Maintenant que je suis revenu en agence, que c'est un peu l'été (enfin presque) et qu'écrire un article de fond sur le marketing communautaire/buzz/viral/blog/podcast à 5h du mat après m'être tapé une journée de boulot et avoir mis à jour mon autre blog ne soit pas vraiment ma top priorité du moment, je me permet de remettre à jour (en attendant le retour à la normale d'ici septembre) quelques posts des archives et notamment un post de mon très cher ami le e-consultant sur les 5 guerres de la pub. Ceux qui me suivent depuis le temps doivent connaître et ça leur fera un bon rappel, les autres apprécieront peut-être et verront qu'en agence il nous arrive aussi de pratiquer l'auto-dérision, here we go:

Y a un baille de ça, Aziz, l'inventeur du blogcrossing himself, m'a invité à venir faire le mariole chez lui. En bonne grosse moule, j'ai laissé traîner. Un peu comme une vieille mama dont tu peux plus encadrer les jérémiades et que tu relègues dans un fond de ton appart, derrière une porte qu'elle peut pas ouvrir parce que t'as kéblo la serrure au tournevis. Un peu aussi comme une fille que t'aurais mis trop de temps à draguer et qui finalement ne te chauffe plus du tout le pélo vu qu'elle s'est transformé en loukoum à trop bouffer des kinder bueno en t'attendant.
J'ai toutes les excuses du monde. A te remplir une caravane et à te casser avec en Roumanie. Mais la vérité, c'est que vous m'avez fait flipper. Ouais, vous les gens de la pub, de la com', du design, de l'interactif, du market', bref toute la grande famille des turbineurs de concept, vous m'avez foutu les balises. Vous m'avez collé les boules, entre elles comme avec un vieux chewing gum.

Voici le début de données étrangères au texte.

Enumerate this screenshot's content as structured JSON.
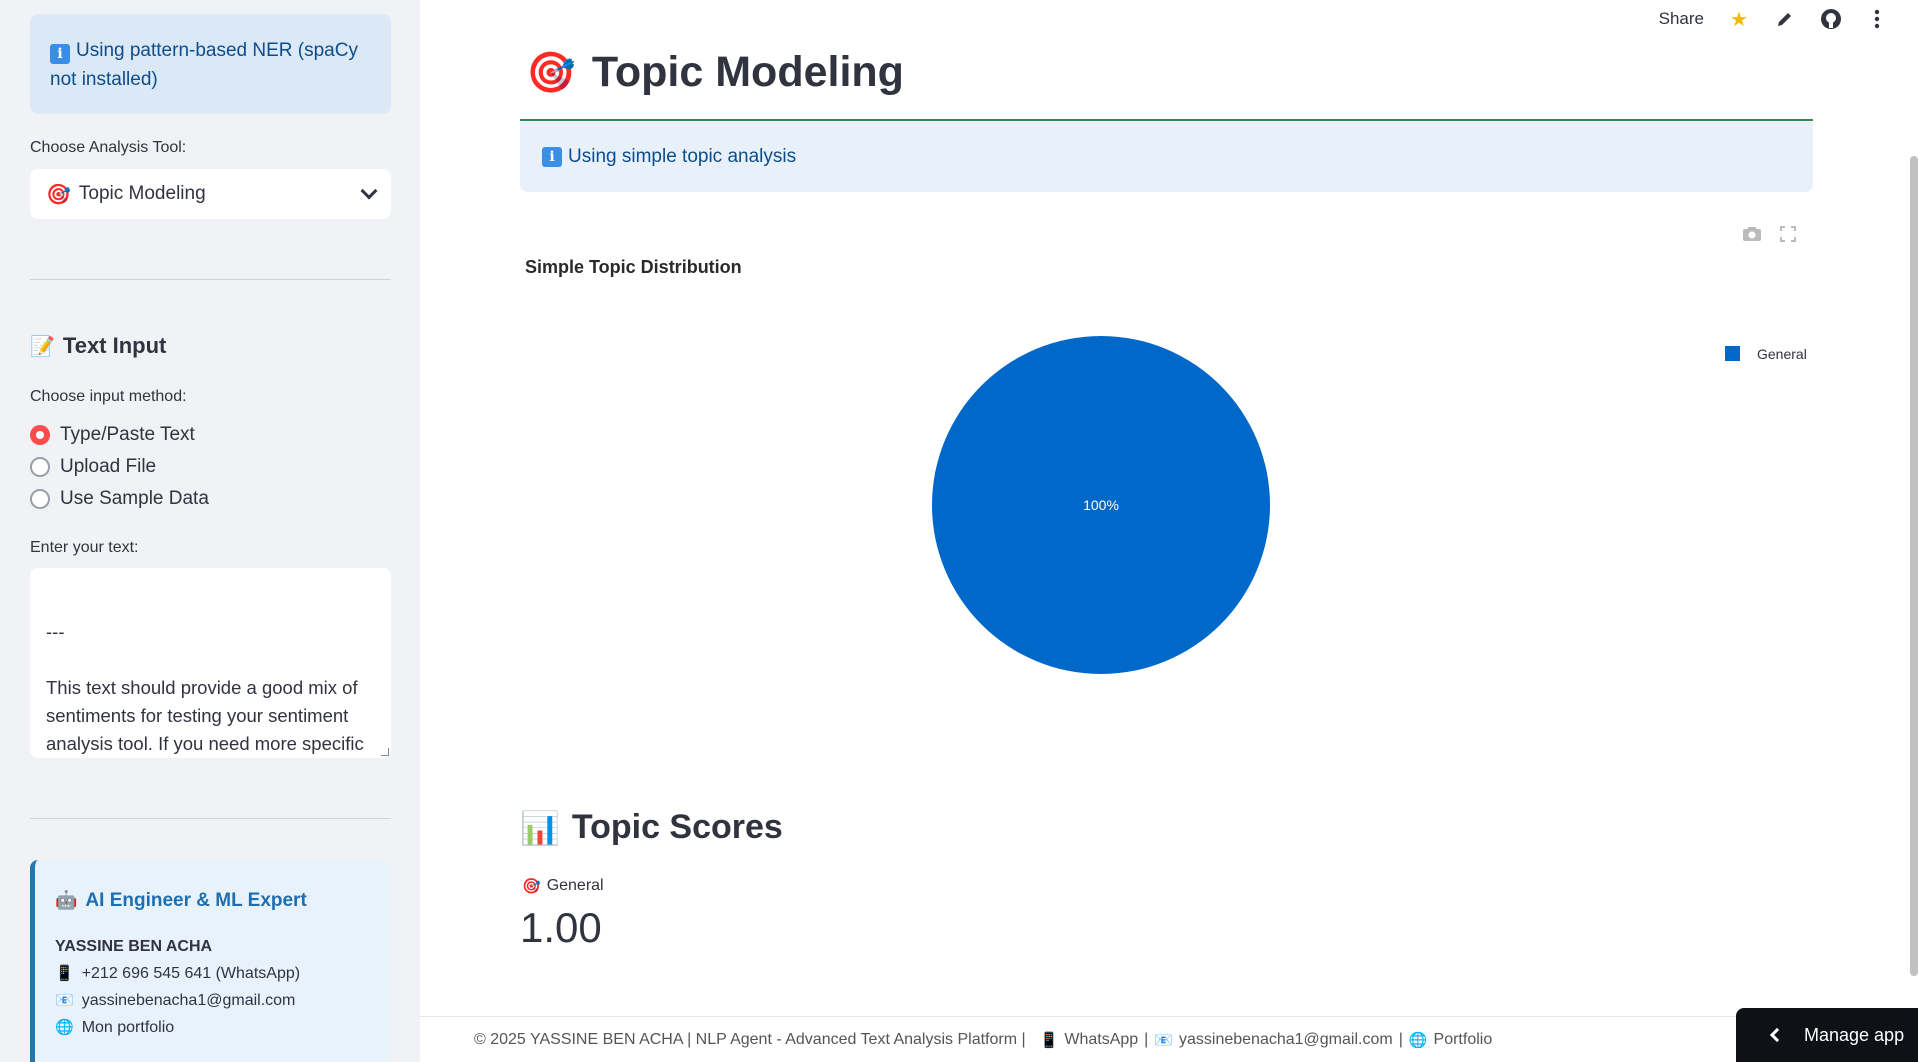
{
  "sidebar": {
    "info": "Using pattern-based NER (spaCy not installed)",
    "tool_label": "Choose Analysis Tool:",
    "tool_selected": "Topic Modeling",
    "text_input_heading": "Text Input",
    "method_label": "Choose input method:",
    "methods": [
      "Type/Paste Text",
      "Upload File",
      "Use Sample Data"
    ],
    "selected_method": "Type/Paste Text",
    "text_label": "Enter your text:",
    "text_value": "---\n\nThis text should provide a good mix of sentiments for testing your sentiment analysis tool. If you need more specific examples or a different tone, feel free to let me know!",
    "profile": {
      "title": "AI Engineer & ML Expert",
      "name": "YASSINE BEN ACHA",
      "phone": "+212 696 545 641 (WhatsApp)",
      "email": "yassinebenacha1@gmail.com",
      "portfolio": "Mon portfolio"
    }
  },
  "topbar": {
    "share": "Share"
  },
  "main": {
    "title": "Topic Modeling",
    "info": "Using simple topic analysis",
    "section_title": "Topic Scores",
    "metric_label": "General",
    "metric_value": "1.00"
  },
  "chart_data": {
    "type": "pie",
    "title": "Simple Topic Distribution",
    "categories": [
      "General"
    ],
    "values": [
      100
    ],
    "labels": [
      "100%"
    ],
    "colors": [
      "#0068c9"
    ],
    "legend": "top-right"
  },
  "footer": {
    "copyright": "© 2025 YASSINE BEN ACHA | NLP Agent - Advanced Text Analysis Platform |",
    "whatsapp": "WhatsApp",
    "email": "yassinebenacha1@gmail.com",
    "portfolio": "Portfolio"
  },
  "manage": {
    "label": "Manage app"
  }
}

Le monde de la pub est un monde de guerre. Un univers de warriors, de bastons, de fight, de rage, de ravage et de ramonage de tronches. Une sphère où des keums en costard et des meufs en mini se mettent allégrement sur la gueule, poliment et avec les manières bien sûr, mais bien cash et sans chichi. Et ça m'a mis suffisament les foies pour me québlo à l'écriture.
Je ne sais pas si vous vous en rendez compte mais vous êtes, mes petits gars et meufs de la com', en permanence sur 5 putain de guerres à la fois. Hé ouais, rien que ça.

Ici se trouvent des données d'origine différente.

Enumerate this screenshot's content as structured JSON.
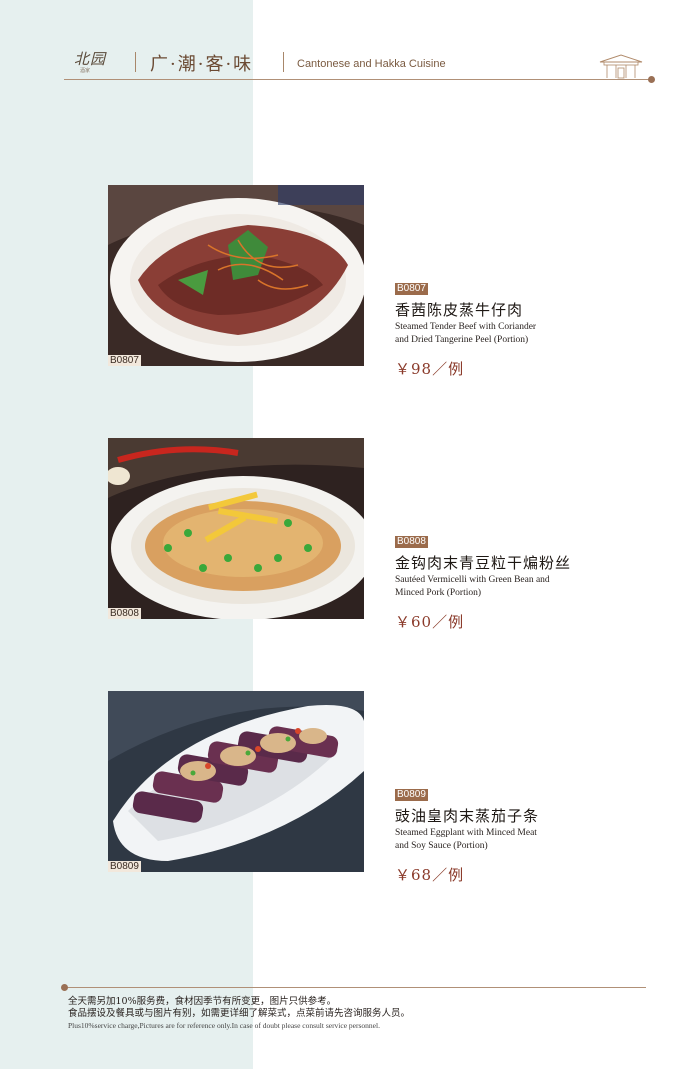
{
  "header": {
    "logo_text": "北园",
    "logo_sub": "酒家",
    "title_cn": "广·潮·客·味",
    "title_en": "Cantonese and Hakka Cuisine"
  },
  "items": [
    {
      "code": "B0807",
      "name_cn": "香茜陈皮蒸牛仔肉",
      "name_en_1": "Steamed Tender Beef with Coriander",
      "name_en_2": "and Dried Tangerine Peel  (Portion)",
      "price": "￥98／例"
    },
    {
      "code": "B0808",
      "name_cn": "金钩肉末青豆粒干煸粉丝",
      "name_en_1": "Sautéed Vermicelli with Green Bean and",
      "name_en_2": "Minced Pork   (Portion)",
      "price": "￥60／例"
    },
    {
      "code": "B0809",
      "name_cn": "豉油皇肉末蒸茄子条",
      "name_en_1": "Steamed Eggplant with Minced Meat",
      "name_en_2": "and Soy Sauce   (Portion)",
      "price": "￥68／例"
    }
  ],
  "footer": {
    "line1": "全天需另加10%服务费，食材因季节有所变更，图片只供参考。",
    "line2": "食品摆设及餐具或与图片有别，如需更详细了解菜式，点菜前请先咨询服务人员。",
    "line3": "Plus10%service charge,Pictures are for reference only.In case of doubt please consult service personnel."
  },
  "colors": {
    "accent_brown": "#9b6b4b",
    "band_teal": "#e6f0ef",
    "price_red": "#8a3a2a"
  }
}
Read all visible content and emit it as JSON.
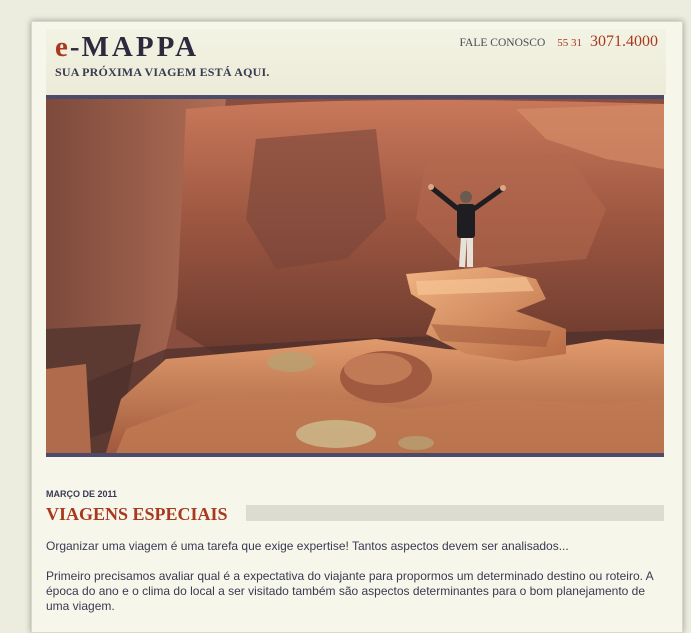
{
  "header": {
    "logo_e": "e",
    "logo_dash": "-",
    "logo_name": "MAPPA",
    "tagline": "SUA PRÓXIMA VIAGEM ESTÁ AQUI.",
    "contact_label": "FALE CONOSCO",
    "phone_area": "55 31",
    "phone_number": "3071.4000"
  },
  "hero": {
    "icon": "canyon-photo"
  },
  "post": {
    "date": "MARÇO DE 2011",
    "title": "VIAGENS ESPECIAIS",
    "paragraph1": "Organizar uma viagem é uma tarefa que exige expertise! Tantos aspectos devem ser analisados...",
    "paragraph2": "Primeiro precisamos avaliar qual é a expectativa do viajante para propormos um determinado destino ou roteiro. A época do ano e o clima do local a ser visitado também são aspectos determinantes para o bom planejamento de uma viagem."
  },
  "colors": {
    "accent": "#a8391f",
    "text": "#3a3a52",
    "frame": "#4c4c6a"
  }
}
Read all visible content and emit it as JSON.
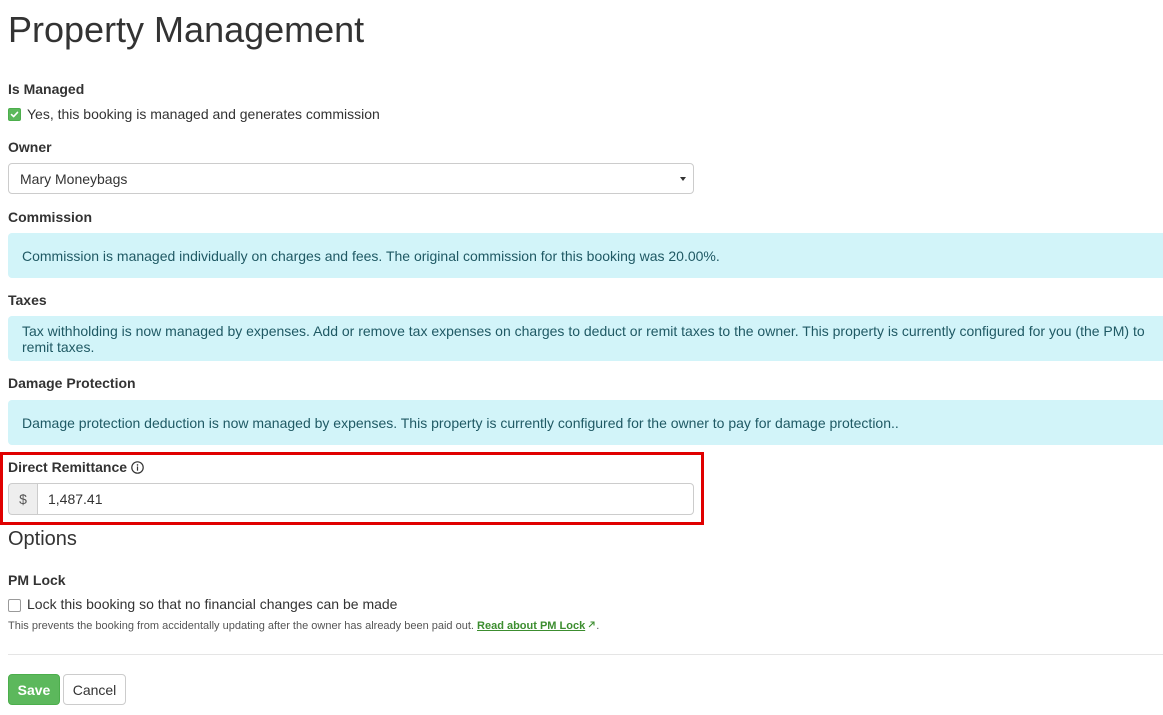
{
  "page": {
    "title": "Property Management"
  },
  "is_managed": {
    "label": "Is Managed",
    "checkbox_label": "Yes, this booking is managed and generates commission",
    "checked": true
  },
  "owner": {
    "label": "Owner",
    "selected": "Mary Moneybags"
  },
  "commission": {
    "label": "Commission",
    "message": "Commission is managed individually on charges and fees. The original commission for this booking was 20.00%."
  },
  "taxes": {
    "label": "Taxes",
    "message": "Tax withholding is now managed by expenses. Add or remove tax expenses on charges to deduct or remit taxes to the owner. This property is currently configured for you (the PM) to remit taxes."
  },
  "damage_protection": {
    "label": "Damage Protection",
    "message": "Damage protection deduction is now managed by expenses. This property is currently configured for the owner to pay for damage protection.."
  },
  "direct_remittance": {
    "label": "Direct Remittance",
    "currency_symbol": "$",
    "value": "1,487.41"
  },
  "options": {
    "title": "Options",
    "pm_lock": {
      "label": "PM Lock",
      "checkbox_label": "Lock this booking so that no financial changes can be made",
      "checked": false,
      "help_text": "This prevents the booking from accidentally updating after the owner has already been paid out.",
      "link_text": "Read about PM Lock",
      "trailing": "."
    }
  },
  "actions": {
    "save_label": "Save",
    "cancel_label": "Cancel"
  },
  "colors": {
    "primary_green": "#5cb85c",
    "info_bg": "#d2f4f9",
    "info_text": "#1f5964",
    "highlight_border": "#e00000"
  }
}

Je passe sur la guerre des agences entre elles car c'est une douce partie de gaudriole à coté des vrais stonbas que vous devez vous farcir. Ok, ok, les boîtes se piquent les budg' entre elles, se transfèrent les meilleurs profils à coup de paquet de tunes, se mitonnent des petites embrouilles pour se pécho les récompenses dans les conventions annuelles et les grands patrons s'enfilent les bourgeoises de leurs homologues dans l'espoir de niquer tout ce qui est niquable chez leurs concurrents. Mais ça c'est que dalle. De la fiente de mouche par rapport aux 5 vrais fights de la pub.
Voilà vos 5 vraies guerres (accrochez-vous les balloches et les moumounettes, c'est parti comme en 14) :
1. La guerre contre le client
Dans toutes les boites qui ont des clients (c'est à dire presque toutes les boîtes en fait), on sait bien que le client est un con. Mais dans la com', c'est pire. Car le client est encore plus con qu'ailleurs. Ca pourrait être gérable, mais en fait non. Le problème c'est que grosso modo ce que tu lui vends, c'est le fait qu'il se sente intelligent. Exactement. Ton produit de base, c'est le concept. C'est ce que tu fourgues. T'as donc intérêt à ce qu'il pige. Qu'il dise "ah ouais, c'est vachement fort", et qu'il pense "ouais, et moi je suis trop fort d'avoir capté ça". Et là, les ennuis commençent.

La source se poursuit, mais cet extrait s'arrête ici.